In a cleveland.com/The Interviewing Plain Dealer on Friday afternoon, Gonzalez said staying in a job that required prolonged separations from his wife and children – ages 1 and 3 – no longer worked for his family.
“Most people are very understanding but also disappointed,” Gonzalez said after spending much of the day on the phone thanking friends, constituents and family members for supporting his political campaigns. “It makes him bittersweet. But at the end of the day, my political philosophy essentially centers on the idea that the family unit is the most important institution in society … I decided to put my family first so that Elizabeth and I may live the family life we have always dreamed of and want for ourselves and our children.
He described frustration with a political system where “the two parties have sort of lost their heads in many ways” as a secondary factor in his decision, going beyond the anger some Republicans have leveled at him for voting to impeach him. Trump for his role. inciting a riot at the United States Capitol where several people died.
The Ohio Republican Party called on Gonzalez to step down after his vote, and Trump recruited former White House aide Max Miller to run for Gonzalez’s seat in the Republican primary. Trump, who has pledged to topple the 10 House Republicans who supported his impeachment, responded to Gonzalez’s news with a statement to impeach the other nine as well.
After the vote, he said he received “a lot of angry comments” and referred those who crossed the line to law enforcement. He and his family also took security measures which he declined to say.
“Part of elected politics is making decisions that people love,” Gonzalez said. “There should never be political violence in this country and unfortunately there seem to be some flirting with it on both sides of the aisle and that’s wrong every time. It is a current virus that infects our politics.
Gonzalez called several jubilant statements issued by Trump in response to his departure “the same song and dance from him as always when he’s mad at someone.
“I didn’t think it was particularly thoughtful,” Gonzalez continued. “He might lose touch with these things, but I don’t care what he says.”
Gonzalez said he made his decision to quit about 10 days ago and had “no idea” what he would do after he left office. He says he will focus on ending his term “in the right way” by continuing to help voters, passing legislation to make the United States the most innovative and technologically most country. advancing the planet and helping its staff move on to other jobs, before moving on.

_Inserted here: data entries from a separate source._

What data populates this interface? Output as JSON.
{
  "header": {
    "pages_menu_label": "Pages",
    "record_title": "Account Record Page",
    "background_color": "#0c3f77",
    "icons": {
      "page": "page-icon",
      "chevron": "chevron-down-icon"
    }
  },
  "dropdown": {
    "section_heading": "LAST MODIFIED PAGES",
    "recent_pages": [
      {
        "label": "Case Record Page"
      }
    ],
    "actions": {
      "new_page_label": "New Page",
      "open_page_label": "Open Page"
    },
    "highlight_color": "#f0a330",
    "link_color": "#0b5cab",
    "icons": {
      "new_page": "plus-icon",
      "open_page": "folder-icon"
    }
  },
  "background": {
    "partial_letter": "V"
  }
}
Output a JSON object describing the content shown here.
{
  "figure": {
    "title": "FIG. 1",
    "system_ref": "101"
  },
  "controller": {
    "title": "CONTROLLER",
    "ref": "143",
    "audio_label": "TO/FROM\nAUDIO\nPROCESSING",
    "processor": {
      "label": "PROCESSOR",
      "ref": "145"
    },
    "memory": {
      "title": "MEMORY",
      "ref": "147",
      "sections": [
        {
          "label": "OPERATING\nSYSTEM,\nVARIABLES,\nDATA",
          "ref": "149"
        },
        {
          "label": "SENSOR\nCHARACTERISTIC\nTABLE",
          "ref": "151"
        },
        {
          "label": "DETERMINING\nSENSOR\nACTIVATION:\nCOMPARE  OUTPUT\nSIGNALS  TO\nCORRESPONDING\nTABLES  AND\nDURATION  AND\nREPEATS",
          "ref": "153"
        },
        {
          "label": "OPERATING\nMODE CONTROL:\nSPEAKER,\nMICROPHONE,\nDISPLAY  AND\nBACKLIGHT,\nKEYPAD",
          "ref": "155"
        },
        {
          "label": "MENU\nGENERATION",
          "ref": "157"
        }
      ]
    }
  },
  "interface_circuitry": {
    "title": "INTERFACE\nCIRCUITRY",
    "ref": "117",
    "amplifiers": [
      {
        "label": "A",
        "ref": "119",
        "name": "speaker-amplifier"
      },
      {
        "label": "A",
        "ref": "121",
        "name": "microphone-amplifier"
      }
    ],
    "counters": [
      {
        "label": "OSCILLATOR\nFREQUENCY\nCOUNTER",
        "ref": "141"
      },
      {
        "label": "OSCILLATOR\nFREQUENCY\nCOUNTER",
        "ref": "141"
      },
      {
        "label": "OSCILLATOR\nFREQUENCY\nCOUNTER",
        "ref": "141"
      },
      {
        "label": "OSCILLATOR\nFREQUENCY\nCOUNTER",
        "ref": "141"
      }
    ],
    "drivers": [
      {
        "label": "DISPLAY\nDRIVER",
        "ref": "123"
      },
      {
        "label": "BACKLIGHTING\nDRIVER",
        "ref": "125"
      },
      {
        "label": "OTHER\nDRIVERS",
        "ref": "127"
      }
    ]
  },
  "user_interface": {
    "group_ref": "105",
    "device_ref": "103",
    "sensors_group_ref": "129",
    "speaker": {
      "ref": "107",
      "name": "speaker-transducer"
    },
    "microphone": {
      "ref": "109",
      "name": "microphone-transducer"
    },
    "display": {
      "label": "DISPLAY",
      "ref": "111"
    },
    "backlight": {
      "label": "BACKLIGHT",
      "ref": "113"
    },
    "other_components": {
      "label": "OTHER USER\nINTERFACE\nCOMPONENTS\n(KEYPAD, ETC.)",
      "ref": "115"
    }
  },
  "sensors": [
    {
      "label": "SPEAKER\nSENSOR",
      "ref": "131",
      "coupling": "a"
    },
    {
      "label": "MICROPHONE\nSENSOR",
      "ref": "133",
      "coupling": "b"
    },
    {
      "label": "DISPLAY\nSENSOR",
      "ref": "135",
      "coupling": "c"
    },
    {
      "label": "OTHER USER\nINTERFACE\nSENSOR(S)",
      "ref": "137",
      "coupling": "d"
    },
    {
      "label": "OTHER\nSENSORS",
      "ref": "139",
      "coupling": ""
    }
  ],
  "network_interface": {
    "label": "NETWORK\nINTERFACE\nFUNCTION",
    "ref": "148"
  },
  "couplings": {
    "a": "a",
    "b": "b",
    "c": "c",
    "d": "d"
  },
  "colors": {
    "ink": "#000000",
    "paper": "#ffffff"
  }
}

He would not rule out running for elected office in the future, but said “it wouldn’t be until our children are old and grown up and out of the house … in over 20 years”.
Gonzalez said he was able to spend more time with his family when coronavirus restrictions made travel difficult, and that he was not eager to hit the road 100 to 130 days a year with two children in the middle growth. He said he also felt his job hurt him to “distract me completely from the topic of the day” so that he could be as “mentally and emotionally present” as he needed to be for his family. .
He said he would continue to support candidates and elected officials “who respect the rule of law and the Constitution” to get elected. Leaving office will not compromise that goal, he said, just move it to another battlefield.
“You can’t build a political movement around a person or a personality,” Gonzalez said of Trump. “People are fleeting and they have flaws. The Republican Party must be built on timeless conservative ideals, the ideals of Abraham Lincoln, Ronald Reagan, which put the family at the center of society, which reduce the size of government and promote freedom throughout society. This is ultimately what I hope the Republican Party will come back to. This obsession with an individual and this blind loyalty to that individual is a political impasse, but it is also horribly toxic to the country.